徐晓顺从地坐过去,挨着那领导,低下头,任他的大手从她脸上滑下去,滑进她领口,握住那对嫩白的乳房,揉捏着。
她咬着嘴唇,发出一声压抑的、轻轻的呻吟,不像林丽可那样放浪,却让那领导觉得格外勾人。
他一手揉着徐晓的胸,一手按着郑清的头,嘴上还含着林丽可的骚穴,三个女人,把他伺候得妥妥帖帖,让他觉得自己是全世界最威风的男人。
“领导,”林丽可被他吸得软在他肩上,声音又媚又喘,“您今晚,可得好好疼疼我们三个。我们三个,可都是刘局长精心给您挑的,专门伺候您的。您要是玩不尽兴,我们三个,可都要挨罚的。”
“挨罚?”那领导低笑一声,被她那句“刘局长精心挑的”说得心头发热,“放心,今晚一定让你们三个都尽兴。”
他说着,把郑清从自己胯下拉起来,把她按在沙发上,让她趴好,撅起屁股。
他扶着那根被万艾可撑得发烫的肉棒,对准郑清湿透的骚穴长驱直入。
郑清发出一声压抑的、闷骚的呜咽,双手攥紧沙发皮面,把屁股高高撅起,迎合着他的抽送。
“啊……啊…………好大……”郑清被操着,声音带着哭腔,又带着一种被撑满的满足,“您好厉害……好深……顶到我了……”
“叫大声点。”他拍了一下郑清的屁股,声音带着被药物和快感烧得沙哑的粗,“让领导听听,你被操得有多舒服。”
“啊……啊……领导……”郑清被他拍得屁股一颤,叫得更浪,“操得我好舒服……领导好厉害……我……我要被操化了……”
林丽可跪在旁边,看着郑清被操,自己伸手到腿间,揉着那粒肿大的阴蒂,浪叫起来:“领导……您也操操我……我也要……我也要被操……您偏心……光操她……”

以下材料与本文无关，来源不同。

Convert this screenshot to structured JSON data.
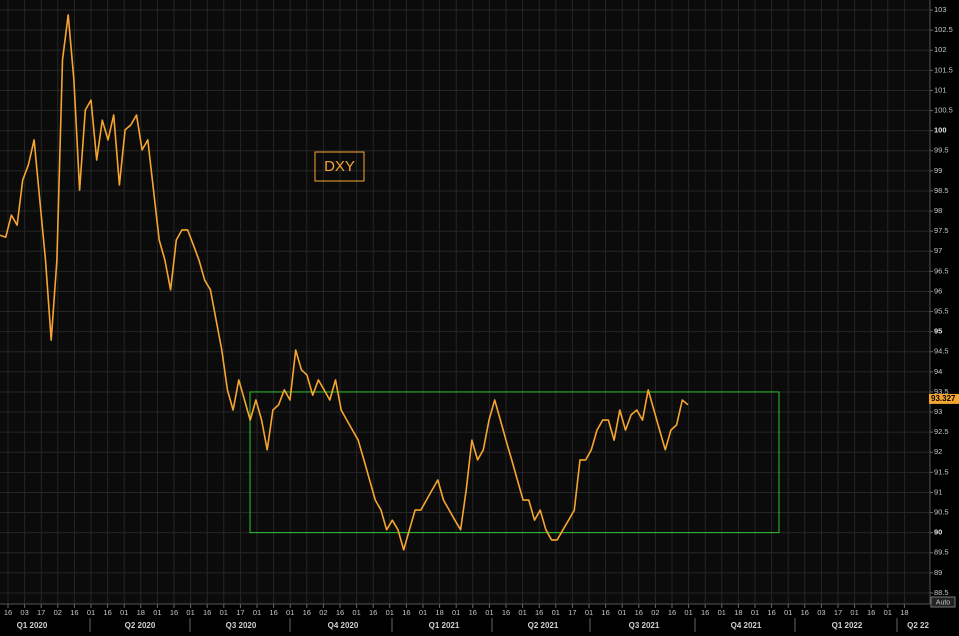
{
  "chart_data": {
    "type": "line",
    "title": "DXY",
    "color": "#f7a531",
    "values": [
      97.4,
      97.35,
      97.9,
      97.65,
      98.77,
      99.15,
      99.77,
      98.27,
      96.78,
      94.79,
      96.78,
      101.76,
      102.88,
      101.26,
      98.52,
      100.51,
      100.76,
      99.27,
      100.26,
      99.77,
      100.39,
      98.65,
      100.02,
      100.14,
      100.39,
      99.52,
      99.77,
      98.52,
      97.28,
      96.78,
      96.04,
      97.28,
      97.53,
      97.53,
      97.16,
      96.78,
      96.28,
      96.04,
      95.29,
      94.54,
      93.55,
      93.05,
      93.8,
      93.3,
      92.8,
      93.3,
      92.8,
      92.06,
      93.05,
      93.18,
      93.55,
      93.3,
      94.54,
      94.05,
      93.92,
      93.42,
      93.8,
      93.55,
      93.3,
      93.8,
      93.05,
      92.8,
      92.55,
      92.3,
      91.81,
      91.31,
      90.81,
      90.56,
      90.07,
      90.31,
      90.07,
      89.57,
      90.07,
      90.56,
      90.56,
      90.81,
      91.06,
      91.31,
      90.81,
      90.56,
      90.31,
      90.07,
      91.06,
      92.3,
      91.81,
      92.06,
      92.8,
      93.3,
      92.8,
      92.3,
      91.81,
      91.31,
      90.81,
      90.81,
      90.31,
      90.56,
      90.07,
      89.82,
      89.82,
      90.07,
      90.31,
      90.56,
      91.81,
      91.81,
      92.06,
      92.55,
      92.8,
      92.8,
      92.3,
      93.05,
      92.55,
      92.93,
      93.05,
      92.8,
      93.55,
      93.05,
      92.55,
      92.06,
      92.55,
      92.68,
      93.3,
      93.18
    ],
    "last_value": 93.327,
    "range_box": [
      90,
      93.5
    ],
    "ylim": [
      88.25,
      103.25
    ],
    "yticks": [
      88.5,
      89,
      89.5,
      90,
      90.5,
      91,
      91.5,
      92,
      92.5,
      93,
      93.5,
      94,
      94.5,
      95,
      95.5,
      96,
      96.5,
      97,
      97.5,
      98,
      98.5,
      99,
      99.5,
      100,
      100.5,
      101,
      101.5,
      102,
      102.5,
      103
    ],
    "xtick_labels": [
      "16",
      "03",
      "17",
      "02",
      "16",
      "01",
      "16",
      "01",
      "18",
      "01",
      "16",
      "01",
      "16",
      "01",
      "17",
      "01",
      "16",
      "01",
      "16",
      "02",
      "16",
      "01",
      "16",
      "01",
      "16",
      "01",
      "18",
      "01",
      "16",
      "01",
      "16",
      "01",
      "16",
      "01",
      "17",
      "01",
      "16",
      "01",
      "16",
      "02",
      "16",
      "01",
      "16",
      "01",
      "18",
      "01",
      "16",
      "01",
      "16",
      "03",
      "17",
      "01",
      "16",
      "01",
      "18"
    ],
    "quarter_labels": [
      "Q1 2020",
      "Q2 2020",
      "Q3 2020",
      "Q4 2020",
      "Q1 2021",
      "Q2 2021",
      "Q3 2021",
      "Q4 2021",
      "Q1 2022",
      "Q2 22"
    ],
    "y_axis_mode": "Auto",
    "grid": true
  }
}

那领导被她叫得血脉偾张,从郑清体内拔出来,转身把林丽可按在沙发上,又整根捅进去。
林丽可发出一声又尖又浪的呻吟,两条腿缠上他的腰,浪叫一声高过一声:“啊……好深……顶到子宫了……领导您好棒……您操死我……操死您的骚母狗……”
徐晓跪在旁边,安安静静地看着。
她看着郑清被操得浪叫,看着林丽可被操得翻白眼,看着那领导喘着粗气,像一头被药物和女人点着的野兽。
她低着头,没有出声。
可那领导操完林丽可,又转向她,把她按在沙发上,那根滚烫的肉棒抵在她腿间,喘着粗气说:“该你了。”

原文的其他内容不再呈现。